Dean of the University in The Polytechnic School of Lausanne
Demetri Psaltis is the Dean of the University in The Polytechnic School of Lausanne (EPFL), in Switzerland (one of the most prominent centres of innovation in Europe) and a leading researcher in the field of optics. He is also a Professor in Bioengineering and Director of the Optics Laboratory of the EPFL He has a 27 year scientific and academic experience at the University of Caltech, California and significant research work in Carnegie-Melon University. In his laboratory in Lausanne, he recently created a chip which is “fitted” with the laser spectroscopies of an entire biochemical lab!
He is one of the founders of the term and the field of optofluidics. He is also well known for his past work in holography, especially with regards to optical computing, holographic data storage, and neural networks. He is an author of over 350 publications, contributed more than 20 book chapters, invented more than 50 patents, and currently has a h-index of 80.
He comes from Thessaloniki, Greece, where he lived until highschool. He continued his studies in Carnegie-Melon University as an electrical engineer, and from that point he started doing research in a lab for a year. “It was probably a random event, my preoccupying with research thing”, says Psaltis at an interview.

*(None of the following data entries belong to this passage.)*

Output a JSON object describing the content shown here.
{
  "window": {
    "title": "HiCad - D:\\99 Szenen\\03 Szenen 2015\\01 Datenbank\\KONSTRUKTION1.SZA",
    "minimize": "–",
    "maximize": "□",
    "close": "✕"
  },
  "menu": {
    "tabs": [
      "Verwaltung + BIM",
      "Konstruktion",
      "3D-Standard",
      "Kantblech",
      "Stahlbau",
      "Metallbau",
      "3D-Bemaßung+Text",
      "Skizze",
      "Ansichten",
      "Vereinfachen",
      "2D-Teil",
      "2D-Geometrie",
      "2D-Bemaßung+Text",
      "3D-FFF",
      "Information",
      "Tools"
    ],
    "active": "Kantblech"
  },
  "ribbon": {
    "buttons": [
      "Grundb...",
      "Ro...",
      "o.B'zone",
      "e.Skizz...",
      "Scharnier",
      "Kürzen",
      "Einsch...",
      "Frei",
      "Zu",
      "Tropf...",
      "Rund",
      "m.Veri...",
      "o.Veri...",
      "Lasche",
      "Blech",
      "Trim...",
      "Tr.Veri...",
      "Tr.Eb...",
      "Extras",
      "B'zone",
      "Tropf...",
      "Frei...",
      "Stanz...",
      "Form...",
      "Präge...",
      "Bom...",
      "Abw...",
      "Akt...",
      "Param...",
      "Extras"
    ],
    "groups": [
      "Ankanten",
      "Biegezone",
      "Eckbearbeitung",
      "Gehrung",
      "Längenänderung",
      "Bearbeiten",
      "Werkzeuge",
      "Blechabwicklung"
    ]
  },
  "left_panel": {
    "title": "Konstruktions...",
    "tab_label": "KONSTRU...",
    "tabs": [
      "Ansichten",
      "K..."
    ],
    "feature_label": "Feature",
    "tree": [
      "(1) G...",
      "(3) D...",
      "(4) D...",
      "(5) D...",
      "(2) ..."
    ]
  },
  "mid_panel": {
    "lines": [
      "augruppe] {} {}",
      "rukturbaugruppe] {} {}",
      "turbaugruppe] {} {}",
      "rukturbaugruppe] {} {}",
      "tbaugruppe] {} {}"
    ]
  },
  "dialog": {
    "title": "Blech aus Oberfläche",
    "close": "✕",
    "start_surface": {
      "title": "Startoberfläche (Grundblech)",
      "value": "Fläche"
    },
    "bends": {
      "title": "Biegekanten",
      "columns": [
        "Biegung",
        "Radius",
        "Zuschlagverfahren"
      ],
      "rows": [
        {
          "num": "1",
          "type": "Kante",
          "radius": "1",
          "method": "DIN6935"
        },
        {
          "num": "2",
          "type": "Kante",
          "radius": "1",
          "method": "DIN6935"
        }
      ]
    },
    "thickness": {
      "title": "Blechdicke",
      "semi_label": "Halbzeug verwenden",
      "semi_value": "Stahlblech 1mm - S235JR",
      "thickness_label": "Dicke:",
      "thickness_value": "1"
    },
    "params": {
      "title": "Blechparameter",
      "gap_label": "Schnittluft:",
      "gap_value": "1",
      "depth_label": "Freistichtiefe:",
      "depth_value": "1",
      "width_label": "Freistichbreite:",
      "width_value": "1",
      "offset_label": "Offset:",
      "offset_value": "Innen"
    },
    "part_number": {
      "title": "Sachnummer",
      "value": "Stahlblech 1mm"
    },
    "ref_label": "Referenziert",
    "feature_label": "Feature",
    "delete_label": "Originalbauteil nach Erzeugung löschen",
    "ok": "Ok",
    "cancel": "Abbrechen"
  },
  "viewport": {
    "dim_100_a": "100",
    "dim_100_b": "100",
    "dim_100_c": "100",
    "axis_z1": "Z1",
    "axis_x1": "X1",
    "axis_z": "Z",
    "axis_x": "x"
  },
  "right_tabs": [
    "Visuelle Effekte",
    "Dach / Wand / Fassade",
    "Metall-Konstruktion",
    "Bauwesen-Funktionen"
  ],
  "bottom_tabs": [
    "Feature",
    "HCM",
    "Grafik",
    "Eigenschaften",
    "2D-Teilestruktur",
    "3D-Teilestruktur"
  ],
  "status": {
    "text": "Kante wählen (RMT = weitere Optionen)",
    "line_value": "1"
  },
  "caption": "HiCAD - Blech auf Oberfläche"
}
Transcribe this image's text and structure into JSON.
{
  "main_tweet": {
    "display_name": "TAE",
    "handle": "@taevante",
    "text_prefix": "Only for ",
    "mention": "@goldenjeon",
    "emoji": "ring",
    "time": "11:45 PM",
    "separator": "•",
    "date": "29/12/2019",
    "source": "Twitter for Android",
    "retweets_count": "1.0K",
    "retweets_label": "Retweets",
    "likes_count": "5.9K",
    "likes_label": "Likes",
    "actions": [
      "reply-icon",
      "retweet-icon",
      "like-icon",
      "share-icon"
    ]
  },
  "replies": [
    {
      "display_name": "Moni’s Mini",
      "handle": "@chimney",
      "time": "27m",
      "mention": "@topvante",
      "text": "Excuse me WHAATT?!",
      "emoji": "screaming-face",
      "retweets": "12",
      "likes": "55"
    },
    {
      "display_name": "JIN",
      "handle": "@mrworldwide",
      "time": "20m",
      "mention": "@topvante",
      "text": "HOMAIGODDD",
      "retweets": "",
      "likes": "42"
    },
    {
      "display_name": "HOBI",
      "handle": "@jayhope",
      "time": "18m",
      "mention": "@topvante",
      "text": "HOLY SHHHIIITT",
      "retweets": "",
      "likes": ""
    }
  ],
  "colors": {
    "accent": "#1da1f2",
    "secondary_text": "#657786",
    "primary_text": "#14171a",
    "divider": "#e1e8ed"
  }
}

Demetri Psaltis received his B.S. in 1974, his M.S. in 1975, and his Ph.D. in 1977 at Carnegie Mellon University. From 1980 to 2007, he worked at Caltech as an Assistant Professor (1980–1985), Associate Professor (1985–1990), Full Professor (1990–1996), Executive Officer for Computation and Neural Systems (1992–1996), Director for the National Science Foundation Center for Neuromorphic Systems Engineering (1996–1999), Thomas G. Myers Professor (1996–2007) and Director for the DARPA Center for Optofluidic Integration (2004–2007). In 2007, he moved to Switzerland as a Professor and Dean of the School of Engineering at EPFL.
His current research focuses on optofluidics and nonlinear optics particularly in scattering media. His past research had focused on optical computing, holographic data storage, and neural networks.
Demetri Psaltis has received numerous honors throughout his career, among which we can mention the following: 2006 SPIE Dennis Gabor Award, 2005 IEEE Fellow, 2003 Photorefractive Conference ’03 Best Application Conference Prize, 2003 Humboldt Research Award for Senior U. S. Scientists, NASA Space Act Award, 2002, International Commission of Optics (ICO) Prize for contributions in Optical Information, Processing, 1989, Optical Society of America, Fellow, Society of Photo-optical Instrumentation Engineers, Fellow.